一般的にランサムウェアを用いたデータ暗号化は、被害者側の端末内のデータ・システムが利用できない、ランサムノート（身代金要求の趣旨をまとめたドキュメント）を表示するなど目立つものが多く（むしろ目立つことが目的です）、被害の顕在化や被害者から警察へ相談するケースも多いと思われます。こうしたケースが多くなればなるほど、法執行機関側が捜査に活用にできる証拠も集まりやすく、ランサムウェアギャングは活動が活発なほど捜査機関に追跡されるリスクが高まるというジレンマに陥っていると言えるでしょう。

実際に、これまで「データの暗号化」を行っていた「Cl0p」は、2023年5月に確認された攻撃においては「データの暗号化」を行わず、窃取した情報の暴露行為のみで脅迫する手口を利用していたとされます^※。こうしたことからも徐々に「ノーウェアランサム」の攻撃手口が、攻撃者がリスクヘッジを行うための手段として浸透しつつあると言えそうです。
※ 参考記事：米政府機関に影響を及ぼしたランサムウェア「Clop」の概要と対策

●被害組織の「ブランド」を材料にした方が攻撃者にとって得策となる？

先の2つはランサムウェアギャングにとってネガティブな要素（防御側にはポジティブ）ですが、彼らが敢えて「ノーウェアランサム」の手口を行う要素も考えられます。
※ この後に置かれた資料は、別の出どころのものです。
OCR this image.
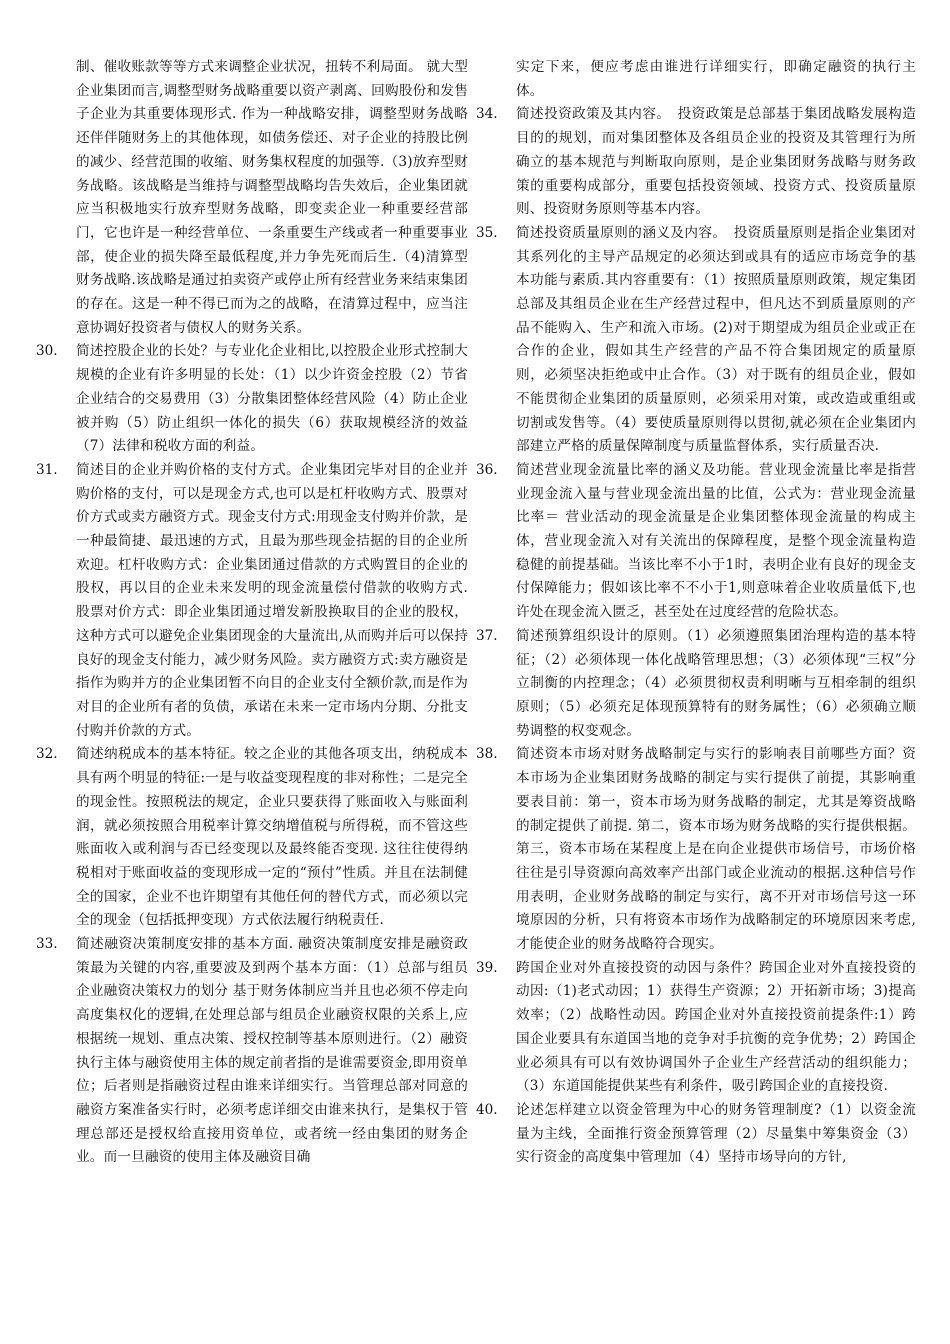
制、催收账款等等方式来调整企业状况，扭转不利局面。 就大型企业集团而言,调整型财务战略重要以资产剥离、回购股份和发售子企业为其重要体现形式. 作为一种战略安排，调整型财务战略还伴伴随财务上的其他体现，如债务偿还、对子企业的持股比例的减少、经营范围的收缩、财务集权程度的加强等.（3)放弃型财务战略。该战略是当维持与调整型战略均告失效后，企业集团就应当积极地实行放弃型财务战略，即变卖企业一种重要经营部门，它也许是一种经营单位、一条重要生产线或者一种重要事业部，使企业的损失降至最低程度,并力争先死而后生.（4)清算型财务战略.该战略是通过拍卖资产或停止所有经营业务来结束集团的存在。这是一种不得已而为之的战略，在清算过程中，应当注意协调好投资者与债权人的财务关系。

30.	简述控股企业的长处？与专业化企业相比,以控股企业形式控制大规模的企业有许多明显的长处：（1）以少许资金控股（2）节省企业结合的交易费用（3）分散集团整体经营风险（4）防止企业被并购（5）防止组织一体化的损失（6）获取规模经济的效益（7）法律和税收方面的利益。

31.	简述目的企业并购价格的支付方式。企业集团完毕对目的企业并购价格的支付，可以是现金方式,也可以是杠杆收购方式、股票对价方式或卖方融资方式。现金支付方式:用现金支付购并价款，是一种最简捷、最迅速的方式，且最为那些现金拮据的目的企业所欢迎。杠杆收购方式：企业集团通过借款的方式购置目的企业的股权，再以目的企业未来发明的现金流量偿付借款的收购方式. 股票对价方式：即企业集团通过增发新股换取目的企业的股权，这种方式可以避免企业集团现金的大量流出,从而购并后可以保持良好的现金支付能力，减少财务风险。卖方融资方式:卖方融资是指作为购并方的企业集团暂不向目的企业支付全额价款,而是作为对目的企业所有者的负债，承诺在未来一定市场内分期、分批支付购并价款的方式。

32.	简述纳税成本的基本特征。较之企业的其他各项支出，纳税成本具有两个明显的特征:一是与收益变现程度的非对称性；二是完全的现金性。按照税法的规定，企业只要获得了账面收入与账面利润，就必须按照合用税率计算交纳增值税与所得税，而不管这些账面收入或利润与否已经变现以及最终能否变现. 这往往使得纳税相对于账面收益的变现形成一定的“预付”性质。并且在法制健全的国家，企业不也许期望有其他任何的替代方式，而必须以完全的现金（包括抵押变现）方式依法履行纳税责任.

33.	简述融资决策制度安排的基本方面. 融资决策制度安排是融资政策最为关键的内容,重要波及到两个基本方面：（1）总部与组员企业融资决策权力的划分 基于财务体制应当并且也必须不停走向高度集权化的逻辑,在处理总部与组员企业融资权限的关系上,应根据统一规划、重点决策、授权控制等基本原则进行。（2）融资执行主体与融资使用主体的规定前者指的是谁需要资金,即用资单位；后者则是指融资过程由谁来详细实行。当管理总部对同意的融资方案准备实行时，必须考虑详细交由谁来执行，是集权于管理总部还是授权给直接用资单位，或者统一经由集团的财务企业。而一旦融资的使用主体及融资目确

实定下来，便应考虑由谁进行详细实行，即确定融资的执行主体。

34.	简述投资政策及其内容。　投资政策是总部基于集团战略发展构造目的的规划，而对集团整体及各组员企业的投资及其管理行为所确立的基本规范与判断取向原则，是企业集团财务战略与财务政策的重要构成部分，重要包括投资领域、投资方式、投资质量原则、投资财务原则等基本内容。

35.	简述投资质量原则的涵义及内容。　投资质量原则是指企业集团对其系列化的主导产品规定的必须达到或具有的适应市场竞争的基本功能与素质.其内容重要有：（1）按照质量原则政策，规定集团总部及其组员企业在生产经营过程中，但凡达不到质量原则的产品不能购入、生产和流入市场。(2)对于期望成为组员企业或正在合作的企业，假如其生产经营的产品不符合集团规定的质量原则，必须坚决拒绝或中止合作。（3）对于既有的组员企业，假如不能贯彻企业集团的质量原则，必须采用对策，或改造或重组或切割或发售等。（4）要使质量原则得以贯彻,就必须在企业集团内部建立严格的质量保障制度与质量监督体系，实行质量否决.

36.	简述营业现金流量比率的涵义及功能。营业现金流量比率是指营业现金流入量与营业现金流出量的比值，公式为：营业现金流量比率＝ 营业活动的现金流量是企业集团整体现金流量的构成主体，营业现金流入对有关流出的保障程度，是整个现金流量构造稳健的前提基础。当该比率不小于1时，表明企业有良好的现金支付保障能力；假如该比率不不小于1,则意味着企业收质量低下,也许处在现金流入匮乏，甚至处在过度经营的危险状态。

37.	简述预算组织设计的原则。（1）必须遵照集团治理构造的基本特征；（2）必须体现一体化战略管理思想；（3）必须体现“三权”分立制衡的内控理念；（4）必须贯彻权责利明晰与互相牵制的组织原则；（5）必须充足体现预算特有的财务属性；（6）必须确立顺势调整的权变观念。

38.	简述资本市场对财务战略制定与实行的影响表目前哪些方面？资本市场为企业集团财务战略的制定与实行提供了前提，其影响重要表目前：第一，资本市场为财务战略的制定，尤其是筹资战略的制定提供了前提. 第二，资本市场为财务战略的实行提供根据。第三，资本市场在某程度上是在向企业提供市场信号，市场价格往往是引导资源向高效率产出部门或企业流动的根据.这种信号作用表明，企业财务战略的制定与实行，离不开对市场信号这一环境原因的分析，只有将资本市场作为战略制定的环境原因来考虑,才能使企业的财务战略符合现实。

39.	跨国企业对外直接投资的动因与条件？跨国企业对外直接投资的动因:（1)老式动因；1）获得生产资源；2）开拓新市场；3)提高效率；（2）战略性动因。跨国企业对外直接投资前提条件:1）跨国企业要具有东道国当地的竞争对手抗衡的竞争优势；2）跨国企业必须具有可以有效协调国外子企业生产经营活动的组织能力；（3）东道国能提供某些有利条件，吸引跨国企业的直接投资.

40.	论述怎样建立以资金管理为中心的财务管理制度?（1）以资金流量为主线，全面推行资金预算管理（2）尽量集中筹集资金（3）实行资金的高度集中管理加（4）坚持市场导向的方针,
当社が2023年に2月に公開した「セキュリティリーダーのためのマクロ環境分析（Vol.3）」では、標的組織が自社ブランドや評判が経営に大きく影響する組織の場合、攻撃者が「身代金を払えば被害に遭ったことがバレない」ということを材料に被害者と交渉しようとする可能性について言及しています^※。
※ 参考記事：第3回セキュリティリーダーのためのマクロ環境分析

組織として備えておくべきことは変わる？

「データ」を暗号化しない手口の背景を抑えたところで、防御する側の組織として備えておくべきことは変わるのでしょうか？

以下の図で示している通り、ランサムウェア攻撃をはじめとした組織へのサイバー攻撃はいくつかの攻撃ステップに分かれています。

実は、本稿でテーマにしている「ノーウェアランサム」は、この攻撃ステップにおける最終フェーズの「ランサムウェア実行」部分がないだけの攻撃手口とも言えます。最終フェーズに至るまでに、様々な侵入経路から侵入やセキュリティソフト（AV）無効化などの工作、内部探索などが行われおり、その間に情報を窃取されているというわけです^※。
※ 参考記事：サイバー攻撃者の常套手段「セキュリティソフトの無効化」に対抗するためには？

結論から言えば、サイバー攻撃における実害を防ぐため、こうした攻撃ステップのいずれかで検出/防御することが重要という点は、これまでと変わりません。ただ「データの暗号化」というフェーズがないため、EDR（Endpoint Detection and Response）などのインシデント対応を支援するツールで「データの暗号化」の検知ができない(というより存在しない)という点は把握しておく必要があるでしょう。

これまでのランサムウェア攻撃では「データの暗号化」により、被害が否応なしに可視化されていた側面があります。これがノーウェアランサム攻撃では、暗号化のステップがない分、被害の発生に気づき難くなります。このため、 XDR (Extended Detection and Response)のように様々な階層の様々な技術的対策からより多くの証跡を集めて分析し、早期に被害を可視化する取り組みがより重要になるものと言えます。